Ces deux heures de spectacle, fidèles, en partie, à la lettre de l’Evangile, sont deux heures de spectacle. Certainement pas
deux heures de méditation. Est-ce deux heures d’apologétique catholique ?
On peut en douter. Tout dans ce film est image – c’est-à-dire représentation – et volonté d’émouvoir.
Certes, beaucoup des
faits rapportés par les Evangiles sont transposés dans ce film avec un sens
catholique indéniable mais non sans user et abuser des effets cinétiques
d’Hollywood. Et ce, dès les premières images : le brouillard inquiétant
qui enveloppe le Jardin des Oliviers, la représentation androgyne du Diable qui
accompagnera toutes les scènes du film jusqu’à la fin.
Émouvoir était certes un
des objectifs et une des méthodes des grands prédicateurs de jadis. Mais avant
et après leur sermon rempli d’images, il y avait le temps de la méditation et
du silence.
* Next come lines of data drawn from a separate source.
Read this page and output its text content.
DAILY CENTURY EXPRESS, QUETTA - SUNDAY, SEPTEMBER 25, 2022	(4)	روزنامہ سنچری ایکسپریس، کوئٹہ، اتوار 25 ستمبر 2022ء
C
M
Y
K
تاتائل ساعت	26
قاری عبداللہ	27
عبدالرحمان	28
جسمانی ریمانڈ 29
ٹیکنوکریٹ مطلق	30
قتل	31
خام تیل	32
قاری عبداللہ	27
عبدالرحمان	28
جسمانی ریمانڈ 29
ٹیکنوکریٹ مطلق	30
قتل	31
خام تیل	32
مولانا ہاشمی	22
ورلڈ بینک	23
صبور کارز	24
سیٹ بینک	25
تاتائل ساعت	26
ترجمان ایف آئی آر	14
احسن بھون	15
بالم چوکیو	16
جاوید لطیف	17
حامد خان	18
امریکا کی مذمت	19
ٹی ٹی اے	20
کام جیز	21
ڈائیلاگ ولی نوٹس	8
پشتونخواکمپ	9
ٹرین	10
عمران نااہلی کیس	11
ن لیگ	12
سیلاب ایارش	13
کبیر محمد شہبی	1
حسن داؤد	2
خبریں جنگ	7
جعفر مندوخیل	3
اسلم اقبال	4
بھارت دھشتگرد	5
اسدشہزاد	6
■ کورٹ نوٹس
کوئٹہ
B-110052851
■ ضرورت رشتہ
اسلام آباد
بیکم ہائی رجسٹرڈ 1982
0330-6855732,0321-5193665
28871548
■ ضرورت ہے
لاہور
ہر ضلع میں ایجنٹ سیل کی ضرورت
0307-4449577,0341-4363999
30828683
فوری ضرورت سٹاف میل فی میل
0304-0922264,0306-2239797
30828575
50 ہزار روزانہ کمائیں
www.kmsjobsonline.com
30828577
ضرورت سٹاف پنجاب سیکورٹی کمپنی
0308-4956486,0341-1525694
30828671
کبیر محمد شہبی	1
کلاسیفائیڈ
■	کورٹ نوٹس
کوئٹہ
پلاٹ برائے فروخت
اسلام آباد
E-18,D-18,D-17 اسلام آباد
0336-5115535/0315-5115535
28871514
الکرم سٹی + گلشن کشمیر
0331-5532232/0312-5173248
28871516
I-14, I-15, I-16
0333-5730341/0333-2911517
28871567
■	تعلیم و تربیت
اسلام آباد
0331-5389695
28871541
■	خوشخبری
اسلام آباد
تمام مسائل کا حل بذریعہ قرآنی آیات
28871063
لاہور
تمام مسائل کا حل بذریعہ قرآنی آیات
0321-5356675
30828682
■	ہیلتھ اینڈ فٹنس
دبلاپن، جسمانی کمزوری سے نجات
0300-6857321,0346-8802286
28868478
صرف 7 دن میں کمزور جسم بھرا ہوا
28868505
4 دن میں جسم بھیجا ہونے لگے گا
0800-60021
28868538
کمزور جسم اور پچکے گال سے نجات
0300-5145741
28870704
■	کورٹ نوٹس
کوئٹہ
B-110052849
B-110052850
Ici, de bout en bout, dans un rythme trépidant, et hormis quelques flash-backs (par exemple, Jésus, fabriquant une
table et plaisantant avec sa mère), on est dans une fureur continue.
Et pourtant, à la fin, Mel Gibson n’a pas osé ou n’a pas su traduire en images la
descente aux Enfers, la victoire sur Satan et sur la mort.
Ce film a été accusé
d’antisémitisme. Le Monde, le 31 mars, estimait : “ La
régression la plus grave du film de Mel Gibson est
dans son antisémitisme larvé. S’il y a une victime, il y a forcément des
bourreaux. (…) Comment s’étonner que les soutiens de Gibson se trouvent dans
les rangs des catholiques traditionalistes pour qui la culpabilité des Juifs
dans la mort de Jésus ne fait aucun doute ? ”
Interrogé sur le sujet,
le cardinal Lustiger a déclaré, le 28 mars sur Europe 1, ne pas vouloir
“ entrer dans cette polémique ”. Mais il a livré aussi une
information qui n’a pas été relevée : “ J’ai signé avec l’une des
plus hautes autorités juives des Etats-Unis et en accord avec les évêques
américains, qu’en aucun cas nous ne tolérerions que cette polémique puisse
toucher à ce que l’Eglise et les Juifs ont dit
ensemble à ce sujet. ”
On aimerait savoir quelle
est cette autorité juive parmi les “ plus hautes des Etats-Unis ”.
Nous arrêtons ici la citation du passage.